평균적으로 *ask posts*는 약10개 , *show posts*는 약 5개 정도의 comments를 받는 것을 알 수 있고, 일반적으로 *ask posts*가 더 많은 comments를 받는다

# Finding the Amount of Ask Posts and Comments by Hour Created

특정시간에 *ask posts*의 comments 숫자를 maximzie 시킬 수 있는지 알아볼 것이다.
먼저, 하루동안 각각의 시간동안 *ask posts* 가 몇개 생성되는지, 그리고 거기에 대한 comments 수는 몇개 달리는지 파악할 것이다. 그 다음에 매 시간에 생성된 *ask posts* 에 대한 평균적인 comments 수를 계산할 것이다


In [12]:
import datetime as dt

result_list = []

for post in ask_posts:
    result_list.append([post[6], int(post[4])]) # 6번재 column: post 생성 날짜 , 4번째 colum: comments 갯수

comments_by_hour = {}
counts_by_hour = {}
date_format = "%m/%d/%Y %H:%M"

for row in result_list:
    date = row[0]
    n_comment = row[1]
    hour = dt.datetime.strptime(date, date_format).strftime("%H")
    
    if hour in counts_by_hour:
        comments_by_hour[hour] += n_comment
        counts_by_hour[hour] += 1
    else:
        comments_by_hour[hour] = n_comment
        counts_by_hour[hour] = 1

In [13]:
comments_by_hour

{'02': 2996,
 '01': 2089,
 '22': 3372,
 '21': 4500,
 '19': 3954,
 '17': 5547,
 '15': 18525,
 '14': 4972,
 '13': 7245,
 '11': 2797,
 '10': 3013,
 '09': 1477,
 '07': 1585,
 '03': 2154,
 '23': 2297,
 '20': 4462,
 '16': 4466,
 '08': 2362,
 '00': 2277,
 '18': 4877,
 '12': 4234,
 '04': 2360,
 '06': 1587,
 '05': 1838}

In [14]:
counts_by_hour

{'02': 269,
 '01': 282,
 '22': 383,
 '21': 518,
 '19': 552,
 '17': 587,
 '15': 646,
 '14': 513,
 '13': 444,
 '11': 312,
 '10': 282,
 '09': 222,
 '07': 226,
 '03': 271,
 '23': 343,
 '20': 510,
 '16': 579,
 '08': 257,
 '00': 301,
 '18': 614,
 '12': 342,
 '04': 243,
 '06': 234,
 '05': 209}

# Calculating the Average Number of Comments for Ask HN Posts by Hour

In [19]:
avg_comments_by_hour = []

for hour in comments_by_hour:
    avg_comments = comments_by_hour[hour] / counts_by_hour[hour]
    avg_comments_by_hour.append([avg_comments, hour])
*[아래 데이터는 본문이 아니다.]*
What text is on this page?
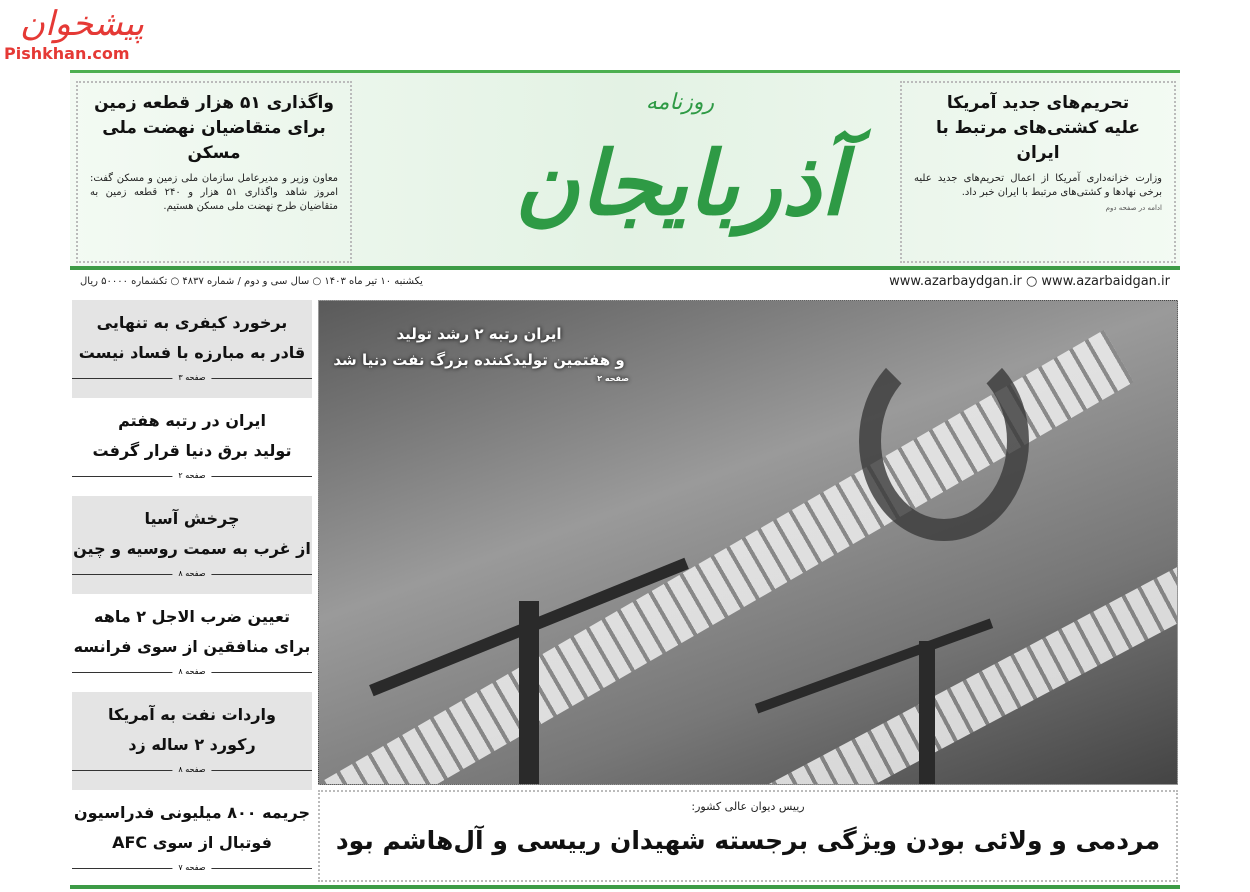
پیشخوان
Pishkhan.com
واگذاری ۵۱ هزار قطعه زمین
برای متقاضیان نهضت ملی مسکن

معاون وزیر و مدیرعامل سازمان ملی زمین و مسکن گفت: امروز شاهد واگذاری ۵۱ هزار و ۲۴۰ قطعه زمین به متقاضیان طرح نهضت ملی مسکن هستیم.

روزنامه
آذربایجان
تحریم‌های جدید آمریکا
علیه کشتی‌های مرتبط با ایران

وزارت خزانه‌داری آمریکا از اعمال تحریم‌های جدید علیه برخی نهادها و کشتی‌های مرتبط با ایران خبر داد.

ادامه در صفحه دوم
یکشنبه ۱۰ تیر ماه ۱۴۰۳ ○ سال سی و دوم / شماره ۴۸۳۷ ○ تکشماره ۵۰۰۰۰ ریال	www.azarbaydgan.ir ○ www.azarbaidgan.ir
برخورد کیفری به تنهایی
قادر به مبارزه با فساد نیست
صفحه ۳
ایران در رتبه هفتم
تولید برق دنیا قرار گرفت
صفحه ۲
چرخش آسیا
از غرب به سمت روسیه و چین
صفحه ۸
تعیین ضرب الاجل ۲ ماهه
برای منافقین از سوی فرانسه
صفحه ۸
واردات نفت به آمریکا
رکورد ۲ ساله زد
صفحه ۸
جریمه ۸۰۰ میلیونی فدراسیون
فوتبال از سوی AFC
صفحه ۷
ایران رتبه ۲ رشد تولید
و هفتمین تولیدکننده بزرگ نفت دنیا شد
صفحه ۲
رییس دیوان عالی کشور:
مردمی و ولائی بودن ویژگی برجسته شهیدان رییسی و آل‌هاشم بود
sorted_avg_comments_by_hour = sorted(avg_comments_by_hour, reverse = True)
sorted_avg_comments_by_hour

[[28.676470588235293, '15'],
 [16.31756756756757, '13'],
 [12.380116959064328, '12'],
 [11.137546468401487, '02'],
 [10.684397163120567, '10'],
 [9.7119341563786, '04'],
 [9.692007797270955, '14'],
 [9.449744463373083, '17'],
 [9.190661478599221, '08'],
 [8.96474358974359, '11'],
 [8.804177545691905, '22'],
 [8.794258373205741, '05'],
 [8.749019607843136, '20'],
 [8.687258687258687, '21'],
 [7.948339483394834, '03'],
 [7.94299674267101, '18'],
 [7.713298791018998, '16'],
 [7.5647840531561465, '00'],
 [7.407801418439717, '01'],
 [7.163043478260869, '19'],
 [7.013274336283186, '07'],
 [6.782051282051282, '06'],
 [6.696793002915452, '23'],
 [6.653153153153153, '09']]

In [21]:
# 상위 평균 comments 수를 가진 시간 타임 5개 출력

print("Top 5Hours for 'Ask HN' Comments")
for avg_n_comments, hour in sorted_avg_comments_by_hour[:5]:
    print("{} => {:.2f} average comments per post".format(dt.datetime.strptime(hour, "%H").strftime("%H:%M"), avg_n_comments))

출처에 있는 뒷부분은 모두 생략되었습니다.